L'intensità dello sguardo di Andrea sembrava attraversare ogni barriera, scendendo nel profondo della mia anima. Il muro della caverna, in qualche modo, amplificava la tensione tra di noi, come se il nostro confronto avesse luogo in un microcosmo isolato dal resto del mondo.

«Dobbiamo continuare a fissarci in cagnesco ancora per molto?» sbottò.

Evitai lo sguardo. «Non sono io che deve cominciare?»

Andrea inarcò un sopracciglio ma non rispose.

Il silenzio instaurato tra noi era pregnante, carico di significato e di parole non dette. La consapevolezza del desiderio di parlare, mescolata all'emozione e alla paura di affrontare la verità, creava un'atmosfera carica di tensione e aspettativa. E mentre la caverna sembrava custodire i nostri segreti, il muro contro cui Andrea era appoggiato diventava un simbolo visibile della forza e della fragilità del nostro legame.

Eppure, improvvisamente, quel sentimento scemò sotto il peso della nostra volontà e, forse, del nostro sentimento.

«Perché te ne sei andato?» gli chiesi, flebile.

«Mi hai cacciato.»

«Sei scappato!» risposi.

Lui sospirò e si staccò dal muro, avvicinandosi. «Non sono scappato. Tu mi hai cacciato. Mi hai cacciato senza rendertene conto!»
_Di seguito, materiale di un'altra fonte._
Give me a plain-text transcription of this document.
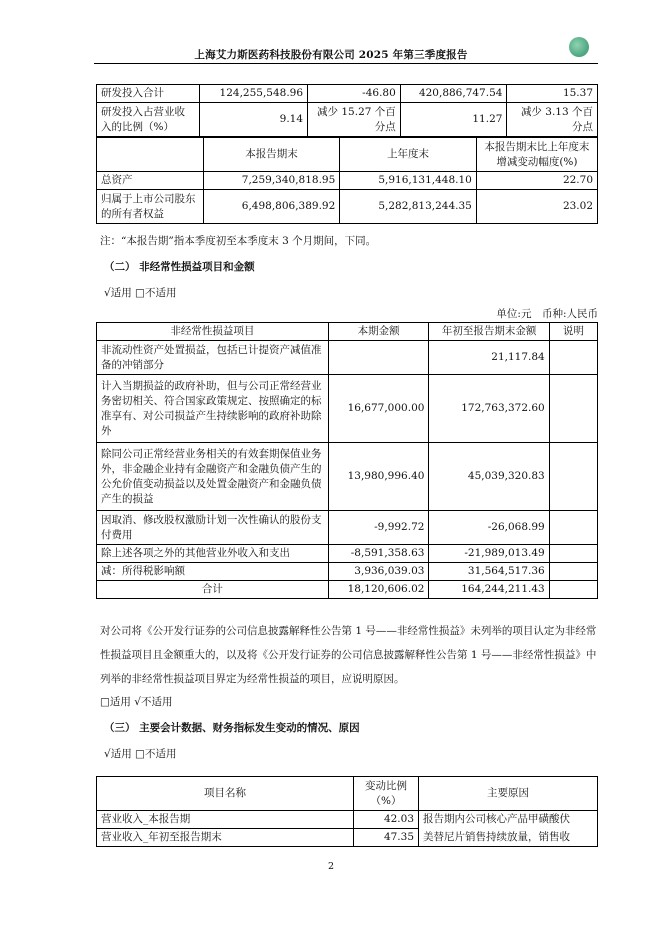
上海艾力斯医药科技股份有限公司 2025 年第三季度报告
研发投入合计	124,255,548.96	-46.80	420,886,747.54	15.37
研发投入占营业收入的比例（%）	9.14	减少 15.27 个百分点	11.27	减少 3.13 个百分点
	本报告期末	上年度末	本报告期末比上年度末增减变动幅度(%)
总资产	7,259,340,818.95	5,916,131,448.10	22.70
归属于上市公司股东的所有者权益	6,498,806,389.92	5,282,813,244.35	23.02
注：“本报告期”指本季度初至本季度末 3 个月期间，下同。
（二） 非经常性损益项目和金额
√适用 □不适用
单位:元　币种:人民币
非经常性损益项目	本期金额	年初至报告期末金额	说明
非流动性资产处置损益，包括已计提资产减值准备的冲销部分		21,117.84	
计入当期损益的政府补助，但与公司正常经营业务密切相关、符合国家政策规定、按照确定的标准享有、对公司损益产生持续影响的政府补助除外	16,677,000.00	172,763,372.60	
除同公司正常经营业务相关的有效套期保值业务外，非金融企业持有金融资产和金融负债产生的公允价值变动损益以及处置金融资产和金融负债产生的损益	13,980,996.40	45,039,320.83	
因取消、修改股权激励计划一次性确认的股份支付费用	-9,992.72	-26,068.99	
除上述各项之外的其他营业外收入和支出	-8,591,358.63	-21,989,013.49	
减：所得税影响额	3,936,039.03	31,564,517.36	
合计	18,120,606.02	164,244,211.43	
对公司将《公开发行证券的公司信息披露解释性公告第 1 号——非经常性损益》未列举的项目认定为非经常性损益项目且金额重大的，以及将《公开发行证券的公司信息披露解释性公告第 1 号——非经常性损益》中列举的非经常性损益项目界定为经常性损益的项目，应说明原因。
□适用 √不适用
（三） 主要会计数据、财务指标发生变动的情况、原因
√适用 □不适用
项目名称	变动比例（%）	主要原因
营业收入_本报告期	42.03	报告期内公司核心产品甲磺酸伏
营业收入_年初至报告期末	47.35	美替尼片销售持续放量，销售收
2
Era ridicola questa situazione. Sembrava un cerchio infernale in cui io e lui eravamo caduti da un anno, continuavamo a darci colpe a vicenda ma nessuno di noi riusciva a farsi capire dall'altro.

La frustrazione crescente si dipanava tra di noi come un labirinto senza uscita. Ogni tentativo di comunicare sembrava portare solo a reciproche incomprensioni e a un perpetuo gioco di colpe. Il circolo vizioso in cui eravamo intrappolati sembrava non avere fine, e la sensazione di impotenza cresceva ad ogni tentativo fallito di superare le barriere che ci separavano.

La mancanza di comprensione reciproca faceva sembrare la situazione ancora più assurda, come se stessimo combattendo una guerra senza sapere realmente cosa stavamo cercando di ottenere. La consapevolezza di questo ciclo distruttivo era evidente, ma rompere il pattern sembrava un compito insormontabile in quel momento.

«Allora, dimmi...» gli ordinai «..come ti avrei cacciato?»

«Ti ricordi quel periodo?» cominciò, titubante «Il periodo subito prima e subito dopo l'uscita del primo disco e del conseguente tour.»

Annuii. Come avrei potuto dimenticarlo? Era stato l'inizio della fine.

«Io ti vedevo da fuori. Ti vedevo splendere ed ero contento di questo. Sapendo che, una minima parte, era anche merito mio. Ma, contemporaneamente, tu mi hai chiuso fuori. Ti dichiaravi sempre senza nessun compagno, non volevi che ci vedessero insieme, non...»

«Era per proteggerti!» lo interruppi brusca «Sapevo che tu amassi la tua riservatezza e la tua solitudine più di qualunque altra cosa.»

La tensione tra di noi era palpabile mentre le parole del passato venivano tirate in ballo. I ricordi di quel periodo sembravano emergere come spettri, riportando alla luce le emozioni contrastanti di allora. La dichiarazione di lui metteva in evidenza il conflitto tra la gioia per il successo e la fatica nell'affrontare la crescente distanza tra noi.